The product that is the NFL can only be tweaked so much before harm occurs. The fines levied this season for helmet-to-helmet hits have had the desired effect and reduced the number of these collisions. As NFL games are viewed this season many instances can be seen where defensive players either redirect blows or decelerate as they make contact in an effort to avoid penalties and fines. No further significant rules changes can be made without damaging the essence of the game. So if rules changes can’t protect players what about equipment improvements?

The newer generation of football helmets are fabulous high-tech pieces of equipment. They do a wonderful job of protecting players but concussions occur as the brain accelerates and decelerates within the skull. No amount of technology is going to prevent the brain from contacting the skull when a big hit occurs between NFL caliber athletes. What about improvements in medical care?
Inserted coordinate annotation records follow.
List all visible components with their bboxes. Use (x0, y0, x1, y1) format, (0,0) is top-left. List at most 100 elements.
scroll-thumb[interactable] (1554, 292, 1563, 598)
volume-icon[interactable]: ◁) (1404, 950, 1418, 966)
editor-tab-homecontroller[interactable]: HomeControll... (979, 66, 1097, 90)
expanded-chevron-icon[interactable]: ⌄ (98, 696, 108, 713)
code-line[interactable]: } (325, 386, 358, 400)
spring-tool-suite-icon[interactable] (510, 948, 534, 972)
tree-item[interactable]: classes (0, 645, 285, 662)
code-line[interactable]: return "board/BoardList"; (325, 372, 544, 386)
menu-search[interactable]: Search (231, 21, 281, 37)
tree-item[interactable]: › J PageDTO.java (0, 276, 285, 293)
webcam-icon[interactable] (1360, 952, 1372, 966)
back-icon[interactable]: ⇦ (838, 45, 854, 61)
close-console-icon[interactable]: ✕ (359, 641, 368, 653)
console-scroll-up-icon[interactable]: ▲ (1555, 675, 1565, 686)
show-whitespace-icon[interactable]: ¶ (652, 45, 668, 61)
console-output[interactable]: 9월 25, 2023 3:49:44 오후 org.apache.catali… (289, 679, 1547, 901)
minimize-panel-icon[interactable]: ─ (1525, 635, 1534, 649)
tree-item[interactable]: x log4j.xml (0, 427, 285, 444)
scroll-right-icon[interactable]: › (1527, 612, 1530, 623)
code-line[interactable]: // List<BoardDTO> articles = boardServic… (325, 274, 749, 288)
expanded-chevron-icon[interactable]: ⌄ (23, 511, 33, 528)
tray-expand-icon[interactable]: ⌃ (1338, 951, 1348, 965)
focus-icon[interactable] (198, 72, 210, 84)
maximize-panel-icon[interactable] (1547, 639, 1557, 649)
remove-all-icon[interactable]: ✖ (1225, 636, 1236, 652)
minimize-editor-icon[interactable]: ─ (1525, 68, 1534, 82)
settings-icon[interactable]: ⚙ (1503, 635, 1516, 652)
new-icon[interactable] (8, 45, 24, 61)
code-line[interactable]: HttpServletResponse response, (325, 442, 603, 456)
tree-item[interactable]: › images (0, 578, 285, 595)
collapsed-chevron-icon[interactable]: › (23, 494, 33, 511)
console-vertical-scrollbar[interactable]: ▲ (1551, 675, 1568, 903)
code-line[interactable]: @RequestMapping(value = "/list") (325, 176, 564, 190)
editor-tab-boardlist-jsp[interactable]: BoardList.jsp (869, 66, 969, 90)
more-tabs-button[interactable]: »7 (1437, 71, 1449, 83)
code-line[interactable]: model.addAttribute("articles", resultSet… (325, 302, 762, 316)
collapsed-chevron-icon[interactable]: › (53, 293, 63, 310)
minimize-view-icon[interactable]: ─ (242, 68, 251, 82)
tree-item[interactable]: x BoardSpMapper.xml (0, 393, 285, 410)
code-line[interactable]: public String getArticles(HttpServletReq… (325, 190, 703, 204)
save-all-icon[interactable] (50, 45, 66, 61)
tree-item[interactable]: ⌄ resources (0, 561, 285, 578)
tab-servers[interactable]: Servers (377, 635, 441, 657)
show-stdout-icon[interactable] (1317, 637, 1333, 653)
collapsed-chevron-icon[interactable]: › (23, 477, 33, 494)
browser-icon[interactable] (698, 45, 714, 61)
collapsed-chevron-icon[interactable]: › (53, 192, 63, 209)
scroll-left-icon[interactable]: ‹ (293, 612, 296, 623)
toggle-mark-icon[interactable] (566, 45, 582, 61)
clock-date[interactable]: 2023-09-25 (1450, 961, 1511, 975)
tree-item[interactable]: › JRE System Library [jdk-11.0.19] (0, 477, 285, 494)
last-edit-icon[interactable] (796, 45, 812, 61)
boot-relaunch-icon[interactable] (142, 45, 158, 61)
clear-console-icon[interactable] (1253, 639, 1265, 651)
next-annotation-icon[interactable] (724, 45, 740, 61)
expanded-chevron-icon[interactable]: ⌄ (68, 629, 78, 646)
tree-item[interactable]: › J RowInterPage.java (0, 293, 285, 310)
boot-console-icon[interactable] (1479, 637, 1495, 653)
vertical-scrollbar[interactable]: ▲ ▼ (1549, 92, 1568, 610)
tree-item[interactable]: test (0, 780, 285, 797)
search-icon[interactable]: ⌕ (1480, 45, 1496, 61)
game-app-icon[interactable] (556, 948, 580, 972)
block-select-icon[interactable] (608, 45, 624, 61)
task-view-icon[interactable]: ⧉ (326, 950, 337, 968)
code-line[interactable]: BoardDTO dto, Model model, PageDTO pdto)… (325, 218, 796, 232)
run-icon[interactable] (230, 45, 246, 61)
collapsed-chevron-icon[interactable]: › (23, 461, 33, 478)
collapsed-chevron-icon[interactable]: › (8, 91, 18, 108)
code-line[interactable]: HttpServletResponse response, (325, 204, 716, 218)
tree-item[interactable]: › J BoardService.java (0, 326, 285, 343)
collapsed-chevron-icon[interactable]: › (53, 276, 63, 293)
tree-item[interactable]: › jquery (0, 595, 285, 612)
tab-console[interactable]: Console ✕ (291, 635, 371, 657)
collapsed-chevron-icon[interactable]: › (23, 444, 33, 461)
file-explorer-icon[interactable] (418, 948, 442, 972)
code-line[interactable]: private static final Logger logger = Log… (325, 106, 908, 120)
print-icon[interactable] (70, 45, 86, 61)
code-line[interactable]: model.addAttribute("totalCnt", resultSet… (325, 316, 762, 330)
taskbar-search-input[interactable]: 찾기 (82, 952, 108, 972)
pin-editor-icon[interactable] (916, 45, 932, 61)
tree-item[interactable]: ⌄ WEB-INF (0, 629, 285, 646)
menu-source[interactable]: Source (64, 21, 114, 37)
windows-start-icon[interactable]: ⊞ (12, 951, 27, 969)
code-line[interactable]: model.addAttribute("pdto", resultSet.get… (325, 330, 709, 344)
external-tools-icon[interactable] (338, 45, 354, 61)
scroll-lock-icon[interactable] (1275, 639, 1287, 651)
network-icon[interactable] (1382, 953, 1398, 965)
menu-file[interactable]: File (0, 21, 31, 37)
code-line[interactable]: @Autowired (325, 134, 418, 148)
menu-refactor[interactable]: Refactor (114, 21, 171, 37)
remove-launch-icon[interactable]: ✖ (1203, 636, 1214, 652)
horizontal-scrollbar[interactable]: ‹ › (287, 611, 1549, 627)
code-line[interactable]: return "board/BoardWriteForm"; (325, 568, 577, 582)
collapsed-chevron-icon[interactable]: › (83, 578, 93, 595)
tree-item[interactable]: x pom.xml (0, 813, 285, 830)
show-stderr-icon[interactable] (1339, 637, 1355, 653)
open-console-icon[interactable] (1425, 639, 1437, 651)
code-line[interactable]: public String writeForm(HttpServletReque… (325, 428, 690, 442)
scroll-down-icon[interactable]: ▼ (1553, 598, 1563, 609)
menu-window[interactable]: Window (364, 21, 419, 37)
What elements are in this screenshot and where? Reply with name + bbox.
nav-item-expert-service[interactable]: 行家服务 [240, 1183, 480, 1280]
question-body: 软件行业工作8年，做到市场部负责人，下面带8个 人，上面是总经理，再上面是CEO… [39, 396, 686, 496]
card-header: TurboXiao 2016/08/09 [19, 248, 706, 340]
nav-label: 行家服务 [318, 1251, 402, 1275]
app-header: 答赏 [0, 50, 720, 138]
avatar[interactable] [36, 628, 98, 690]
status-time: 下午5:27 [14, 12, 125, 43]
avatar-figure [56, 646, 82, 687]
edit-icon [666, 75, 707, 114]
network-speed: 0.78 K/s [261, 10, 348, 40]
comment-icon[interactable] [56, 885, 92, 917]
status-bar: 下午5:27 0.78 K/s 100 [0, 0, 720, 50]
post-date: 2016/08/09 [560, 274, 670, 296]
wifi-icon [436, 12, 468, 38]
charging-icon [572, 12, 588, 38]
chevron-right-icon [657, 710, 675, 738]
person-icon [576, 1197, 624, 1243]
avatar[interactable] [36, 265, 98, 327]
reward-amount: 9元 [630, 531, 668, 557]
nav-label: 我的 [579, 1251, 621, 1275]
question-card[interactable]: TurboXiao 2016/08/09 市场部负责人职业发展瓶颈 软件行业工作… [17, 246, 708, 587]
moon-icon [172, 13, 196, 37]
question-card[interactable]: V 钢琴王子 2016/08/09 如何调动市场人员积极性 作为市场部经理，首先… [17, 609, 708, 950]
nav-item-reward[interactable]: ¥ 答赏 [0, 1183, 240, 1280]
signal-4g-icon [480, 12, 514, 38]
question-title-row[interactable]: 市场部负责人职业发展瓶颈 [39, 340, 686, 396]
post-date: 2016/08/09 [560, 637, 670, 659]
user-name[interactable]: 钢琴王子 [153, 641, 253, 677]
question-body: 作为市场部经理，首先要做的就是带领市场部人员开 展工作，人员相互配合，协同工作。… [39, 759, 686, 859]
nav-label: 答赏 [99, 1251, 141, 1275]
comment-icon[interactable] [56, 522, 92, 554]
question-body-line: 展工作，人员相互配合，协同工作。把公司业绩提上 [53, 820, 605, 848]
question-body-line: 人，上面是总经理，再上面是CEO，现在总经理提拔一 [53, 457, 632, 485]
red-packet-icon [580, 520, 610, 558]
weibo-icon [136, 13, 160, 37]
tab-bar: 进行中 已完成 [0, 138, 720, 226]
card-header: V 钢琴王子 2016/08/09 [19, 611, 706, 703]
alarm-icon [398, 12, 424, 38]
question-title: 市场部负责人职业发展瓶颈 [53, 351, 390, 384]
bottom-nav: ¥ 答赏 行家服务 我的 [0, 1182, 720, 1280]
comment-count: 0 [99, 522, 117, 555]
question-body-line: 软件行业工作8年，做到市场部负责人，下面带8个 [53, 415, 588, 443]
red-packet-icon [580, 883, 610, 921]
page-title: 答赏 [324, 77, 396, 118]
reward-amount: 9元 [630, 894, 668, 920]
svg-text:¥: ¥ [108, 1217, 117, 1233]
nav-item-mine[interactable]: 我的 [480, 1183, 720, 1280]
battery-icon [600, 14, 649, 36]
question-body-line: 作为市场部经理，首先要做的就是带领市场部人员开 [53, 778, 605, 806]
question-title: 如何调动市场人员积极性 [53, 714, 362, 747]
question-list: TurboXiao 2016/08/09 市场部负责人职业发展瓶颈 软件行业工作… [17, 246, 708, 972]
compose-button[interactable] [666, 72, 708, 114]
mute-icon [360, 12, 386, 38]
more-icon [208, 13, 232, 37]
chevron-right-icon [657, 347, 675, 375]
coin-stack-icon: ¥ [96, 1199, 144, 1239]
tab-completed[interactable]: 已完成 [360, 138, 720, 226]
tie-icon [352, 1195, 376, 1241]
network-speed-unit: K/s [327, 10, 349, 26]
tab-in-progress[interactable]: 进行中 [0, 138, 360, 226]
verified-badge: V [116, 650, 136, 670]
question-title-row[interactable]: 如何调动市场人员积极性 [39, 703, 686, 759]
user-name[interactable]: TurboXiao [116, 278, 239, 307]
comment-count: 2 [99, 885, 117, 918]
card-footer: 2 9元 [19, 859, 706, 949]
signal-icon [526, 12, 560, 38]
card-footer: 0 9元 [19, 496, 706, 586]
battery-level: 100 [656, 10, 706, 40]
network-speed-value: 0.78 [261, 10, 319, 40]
The medical teams treating NFL players are a who’s who list in the sports medicine field. The treatment regimens and research in the field of concussions have led to better and more objective therapies. No longer are players allowed to return to play until fully recovered all but eliminating second impact syndrome. Further research will lead to a better understanding of the injury and its long term repercussions but care being taken this season will not be improved upon any time soon. So what can be done to protect players from traumatic brain injuries?

The culture in the NFL has to change when it comes to helmet-to-helmet hits. As I said in a piece earlier this year, there is a code among players in the NFL that any attempt to intentionally injure is simply not tolerated. To break this code makes a player a marked man invoking the wrath of everyone with whom he competes. Only when every player on the field realizes that concussions are injuries and plays the game that way will we finally see a reduction in these injuries. Hopefully the transformation will take place quickly enough to avoid rules changes that will ruin the game.